As you may have seen in some of my older posts, I occasionally pull out my Puhui T-962A IR reflow oven for assembling PCBs. We had some small boards at work to put together so rather than farm it out for manufacturing, I proposed building the boards up in-house.
My motive (aside from saving a few bucks) was to try out Stencils Unlimited and see how their quick-turn metal stencils worked. Normally I’ve been using the Pololu mylar stencils for $25, but I’ve always wondered what I was missing out on by not having a nice laser cut metal stencil. The cost is $125, so its a pretty big jump in cost. The metal stencils won’t wear out as easily though and should give a better quality PCB in the end (due to not melting the edges as happens with the mylar).
I opted for the optional stencil kit along with the stencil itself for an extra $20. Turns out that was pretty much a waste of $$$ in my opinion… they include a couple of pieces of PCB material to help hold your PCB in place and have the right height, as well as a thin piece of steel for spreading the solder paste. The PCB holders didn’t do the trick for me as my board is a 1mm thick board instead of the normal 1.57mm and I’ve already got nicer paste spreaders. Ah well… live and learn.
The stencil itself is really nice.
I thought I had it made at this point.
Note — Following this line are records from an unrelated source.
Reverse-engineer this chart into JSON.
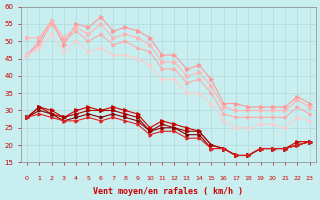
{
  "x": [
    0,
    1,
    2,
    3,
    4,
    5,
    6,
    7,
    8,
    9,
    10,
    11,
    12,
    13,
    14,
    15,
    16,
    17,
    18,
    19,
    20,
    21,
    22,
    23
  ],
  "line1": [
    46,
    50,
    56,
    49,
    55,
    54,
    57,
    53,
    54,
    53,
    51,
    46,
    46,
    42,
    43,
    39,
    32,
    32,
    31,
    31,
    31,
    31,
    34,
    32
  ],
  "line2": [
    51,
    51,
    56,
    51,
    54,
    52,
    55,
    51,
    52,
    51,
    49,
    44,
    44,
    40,
    41,
    37,
    31,
    30,
    30,
    30,
    30,
    30,
    33,
    31
  ],
  "line3": [
    46,
    49,
    55,
    50,
    53,
    50,
    52,
    49,
    50,
    48,
    47,
    42,
    42,
    38,
    39,
    35,
    29,
    28,
    28,
    28,
    28,
    28,
    31,
    29
  ],
  "line4": [
    46,
    48,
    52,
    47,
    50,
    47,
    48,
    46,
    46,
    45,
    43,
    39,
    39,
    35,
    35,
    32,
    27,
    25,
    25,
    26,
    26,
    25,
    28,
    27
  ],
  "line5": [
    28,
    31,
    30,
    28,
    30,
    31,
    30,
    31,
    30,
    29,
    25,
    27,
    26,
    25,
    24,
    20,
    19,
    17,
    17,
    19,
    19,
    19,
    21,
    21
  ],
  "line6": [
    28,
    31,
    29,
    28,
    29,
    30,
    30,
    30,
    29,
    28,
    24,
    26,
    25,
    24,
    24,
    20,
    19,
    17,
    17,
    19,
    19,
    19,
    20,
    21
  ],
  "line7": [
    28,
    30,
    29,
    27,
    28,
    29,
    28,
    29,
    28,
    27,
    24,
    25,
    25,
    23,
    23,
    19,
    19,
    17,
    17,
    19,
    19,
    19,
    20,
    21
  ],
  "line8": [
    28,
    29,
    28,
    27,
    27,
    28,
    27,
    28,
    27,
    26,
    23,
    24,
    24,
    22,
    22,
    19,
    19,
    17,
    17,
    19,
    19,
    19,
    20,
    21
  ],
  "colors": {
    "light_pink1": "#FF9999",
    "light_pink2": "#FFB3B3",
    "light_pink3": "#FFAAAA",
    "light_pink4": "#FFCCCC",
    "dark_red1": "#CC0000",
    "dark_red2": "#AA0000",
    "dark_red3": "#880000",
    "dark_red4": "#DD2222"
  },
  "bg_color": "#C8EEF0",
  "grid_color": "#B0D8DA",
  "axis_color": "#CC0000",
  "xlabel": "Vent moyen/en rafales ( km/h )",
  "ylabel": "",
  "xlim": [
    0,
    23
  ],
  "ylim": [
    15,
    60
  ],
  "yticks": [
    15,
    20,
    25,
    30,
    35,
    40,
    45,
    50,
    55,
    60
  ],
  "xticks": [
    0,
    1,
    2,
    3,
    4,
    5,
    6,
    7,
    8,
    9,
    10,
    11,
    12,
    13,
    14,
    15,
    16,
    17,
    18,
    19,
    20,
    21,
    22,
    23
  ]
}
Spread the paste and reflowed away. The boards came out looking nice…. but I couldn’t get any response from it. The board is a just simple dual DC/DC converter design using the TI TPS54620. The chip showed some small signs of life but I couldn’t get it to start oscillating and regulate the voltage. I poked and prodded, replaced parts, scoured the datasheet without any success.
So I built up a second PCB. Exact same issue… virtually dead chip. It looked like it was constantly putting itself into reset.
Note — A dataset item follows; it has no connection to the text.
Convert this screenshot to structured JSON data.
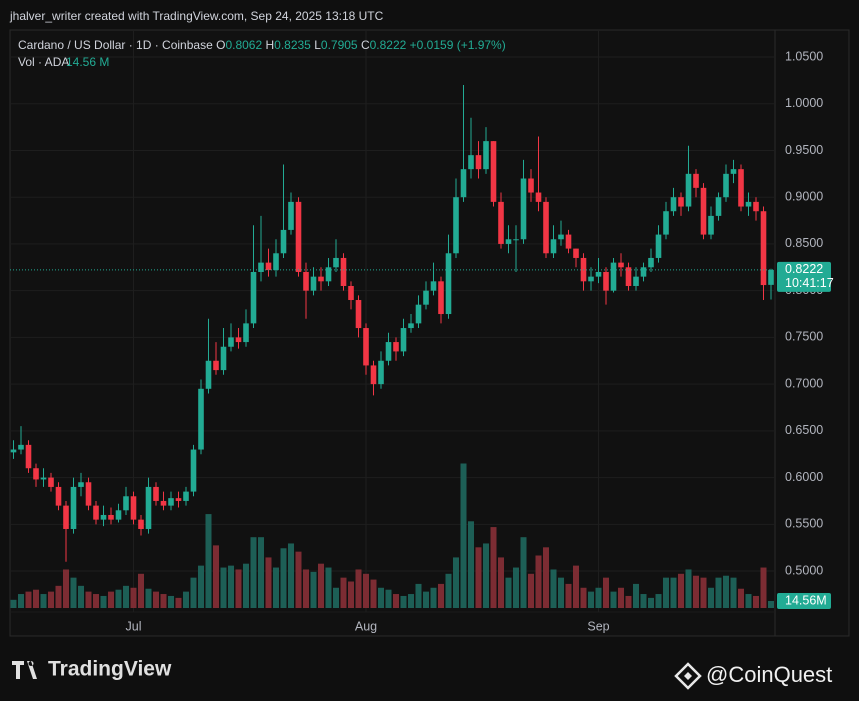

So I started wondering about my reflow machine. I’ve never actually measured the reflow temps inside. I taped a thermocouple to a blank PCB and placed it inside the machine where I had done the previous 2 boards and cycled it. I’m using pre-programmed profile #2 which is intended for leaded solder. It runs a little cooler than lead-free so I prefer it as its easier on the parts.
It turns out that my reflow profile is pretty damn nice. I captured the temp every second and logged it. It matched pretty closely to the temperature that the machine was displaying on its LCD. Plotting the graph shows that the profile is pretty reasonable.
At this point I went a little crazy and re-ran the test but with 4 thermocouples in the machine at different locations to see how well the convection fans inside were working. I had temperatures all within 5C throughout the machine. Pretty damn nice for a $400 (including shipping) unit.
So, no smoking gun yet. So I pulled out my hot-air tool and tore one of the TPS54620 chips off a board and replaced it with a new one by hand. And it worked! Damn. It looks like this chip is particularly sensitive to IR reflow… the material that the device is made from must be absorbing IR and overheating the die inside. So I broke down, and hand assembled the remaining 9 boards. Well… sort of. I reflowed all of the discrete components and only hand-assembled the DC/DC chip itself.
That’s a first for me. The reflow oven has never failed before. I’ll have to experiment with this a little more to see if there is some way to make it work with the TPS54620 device… perhaps some copper tape on top of the part during reflow to keep the direct IR off of it and let the convection heat do the soldering?